Catatan Kecil  Dr.Mura  Muballig  Riau.

 

Kitab al-adabus Syar’iyah, bahwa tidak baik memerangi adat, jika akan menimbulkan gejolak, kezaliman dan konflik yang tidak bisa diredakan.

Hal yang dikatakan bid’ah hasanah,

1.            Sepintas lalu, seperti bid’ah, tapi isinya mashlahah mursalah

2.            Sepintas lalu, sepertinya racun padahal obat

3.            Sepintas lalu, sepertinya anti agama, padahal memperkuat agama.

4.            Sepintas lalu, sepertinya dusta, padahal siyasah

5.            Sepintas lalu, sepertinya jahat, padahal baik.

       Waktu masih anak-anak, ada teka-teki, sebanyak-banyak taik, taik apakah yang baik, dan boleh dimakan?, kami terkejut, karena tidak pernah ada taek yang baik. Setlah semua kami mengaku tak bisa menjawab, ada kakak kelas yang memberi tahu, spontan, kamipun tertawa semua, karena secara harfiyah semua tahi itu pasti buruk, jelek, penyakit, kecuali taik minyak kelapa, memang baunya harum, boleh dimakan. Tapi itu logika anak-anak.

 

      Sekarang logika yang bukan logika anak-anak, logika orang intelektual, adakah dusta yang baik?. Bagaimana dengan;

1.       Dusta dengan tujuan menghindarkan konflik dalam rumah tangga atau masyarakat?

2.       Adakah ‘dusta putih’ dalam Islam dan etika?

3.       Apakah niat pelaku dan pertimbangan akibat buruk yang akan muncul dapat dijadikan sebagai dasar menjustifikasi ‘baik’ dan ‘buruk’ setiap perbuatan?

Ternyata dunia ini lebar nian, di luar Quran dan hadits, bertaburan milyaran, hikmah assiyasah yang indah, tapi bagi muslim, tentulah Quran dan hadits, penyaringnya. Banyak sekali dalil-dalil yang menjelaskan tentang  siasat terkait dengan dusta, baik di dalam al-Qur’an maupun al-Hadits.
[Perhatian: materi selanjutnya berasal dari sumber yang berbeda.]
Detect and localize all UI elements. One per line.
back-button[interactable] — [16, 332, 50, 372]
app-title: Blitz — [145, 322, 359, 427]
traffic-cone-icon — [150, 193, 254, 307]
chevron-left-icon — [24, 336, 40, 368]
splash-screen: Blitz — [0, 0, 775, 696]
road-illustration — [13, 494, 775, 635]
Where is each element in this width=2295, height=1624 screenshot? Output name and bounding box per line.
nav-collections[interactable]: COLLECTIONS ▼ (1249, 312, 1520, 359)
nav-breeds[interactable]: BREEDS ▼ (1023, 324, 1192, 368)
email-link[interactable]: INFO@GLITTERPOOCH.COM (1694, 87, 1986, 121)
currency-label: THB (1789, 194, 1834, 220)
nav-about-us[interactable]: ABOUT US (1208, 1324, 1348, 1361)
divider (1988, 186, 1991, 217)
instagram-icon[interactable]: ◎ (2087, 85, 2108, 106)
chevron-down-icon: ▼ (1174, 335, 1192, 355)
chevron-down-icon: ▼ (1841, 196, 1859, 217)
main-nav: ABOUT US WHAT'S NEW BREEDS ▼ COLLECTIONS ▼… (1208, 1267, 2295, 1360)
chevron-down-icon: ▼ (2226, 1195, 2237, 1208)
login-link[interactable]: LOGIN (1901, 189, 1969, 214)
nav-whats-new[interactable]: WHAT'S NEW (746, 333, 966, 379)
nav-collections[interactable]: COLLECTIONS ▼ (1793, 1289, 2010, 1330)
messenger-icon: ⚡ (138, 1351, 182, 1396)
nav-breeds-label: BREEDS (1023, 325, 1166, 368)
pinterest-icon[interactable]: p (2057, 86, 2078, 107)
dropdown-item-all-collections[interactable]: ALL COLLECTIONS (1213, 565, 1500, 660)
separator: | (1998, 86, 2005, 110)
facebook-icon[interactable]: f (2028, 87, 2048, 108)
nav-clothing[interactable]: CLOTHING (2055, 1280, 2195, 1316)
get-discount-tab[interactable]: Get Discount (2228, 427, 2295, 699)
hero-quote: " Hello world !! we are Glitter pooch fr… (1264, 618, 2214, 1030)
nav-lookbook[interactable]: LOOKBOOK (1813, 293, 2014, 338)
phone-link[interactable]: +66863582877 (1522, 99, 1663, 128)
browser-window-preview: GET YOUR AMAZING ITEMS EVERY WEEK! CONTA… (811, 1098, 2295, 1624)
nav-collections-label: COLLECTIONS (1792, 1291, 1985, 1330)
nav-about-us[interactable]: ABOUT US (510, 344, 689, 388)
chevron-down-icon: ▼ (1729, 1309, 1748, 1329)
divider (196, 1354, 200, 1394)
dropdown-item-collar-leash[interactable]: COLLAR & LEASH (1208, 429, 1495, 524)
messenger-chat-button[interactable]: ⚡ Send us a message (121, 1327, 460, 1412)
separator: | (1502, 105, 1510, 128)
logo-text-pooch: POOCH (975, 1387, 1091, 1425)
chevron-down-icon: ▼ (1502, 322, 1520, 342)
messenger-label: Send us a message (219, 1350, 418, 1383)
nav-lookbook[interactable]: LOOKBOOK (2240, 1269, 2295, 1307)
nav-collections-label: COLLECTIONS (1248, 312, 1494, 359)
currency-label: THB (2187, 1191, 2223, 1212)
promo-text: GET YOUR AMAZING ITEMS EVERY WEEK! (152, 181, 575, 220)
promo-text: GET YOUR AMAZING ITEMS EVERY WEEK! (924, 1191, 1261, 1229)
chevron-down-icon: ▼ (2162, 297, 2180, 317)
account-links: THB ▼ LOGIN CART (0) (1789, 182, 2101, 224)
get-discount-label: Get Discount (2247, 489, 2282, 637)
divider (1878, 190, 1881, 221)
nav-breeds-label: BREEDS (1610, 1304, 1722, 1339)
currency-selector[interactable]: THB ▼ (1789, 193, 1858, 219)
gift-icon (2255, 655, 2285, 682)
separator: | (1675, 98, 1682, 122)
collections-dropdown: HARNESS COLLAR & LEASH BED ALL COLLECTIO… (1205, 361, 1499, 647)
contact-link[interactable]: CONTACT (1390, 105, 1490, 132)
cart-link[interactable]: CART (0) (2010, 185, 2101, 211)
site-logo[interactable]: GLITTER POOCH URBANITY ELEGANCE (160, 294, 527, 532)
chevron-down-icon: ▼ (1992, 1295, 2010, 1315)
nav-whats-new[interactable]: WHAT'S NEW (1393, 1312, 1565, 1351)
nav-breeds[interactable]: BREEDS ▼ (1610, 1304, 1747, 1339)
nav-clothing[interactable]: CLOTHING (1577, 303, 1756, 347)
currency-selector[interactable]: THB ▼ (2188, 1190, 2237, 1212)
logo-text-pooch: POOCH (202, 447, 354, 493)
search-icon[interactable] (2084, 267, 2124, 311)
“Dan janganlah kamu mengikuti apa yang kamu tidak mempunyai pengetahuan tentangnya. sesungguhnya pendengaran, penglihatan dan hati, semuanya itu akan diminta pertanggung jawabannya”. (QS. 17:36)

“Tiada suatu ucapanpun yang diucapkan melainkan ada di dekatnya malaikat pengawas yang selalu hadir”. (QS. 50:18)

Nabi bersabda, “Ciri-ciri orang munafiq ada tiga: apabila berbicara ia dusta, dan apabila berjanji, ia mengingkari, dan apabila dipercaya dia berkhianat”.

 

Dusta pada dasarnya haram karena konotasi primernya selalu negatif. Ini juga didasarkan pada definisnya yang umum, yaitu mengutarakan atau mengekpresikan sesuatu yang tidak sesuatu dengan kenyataan.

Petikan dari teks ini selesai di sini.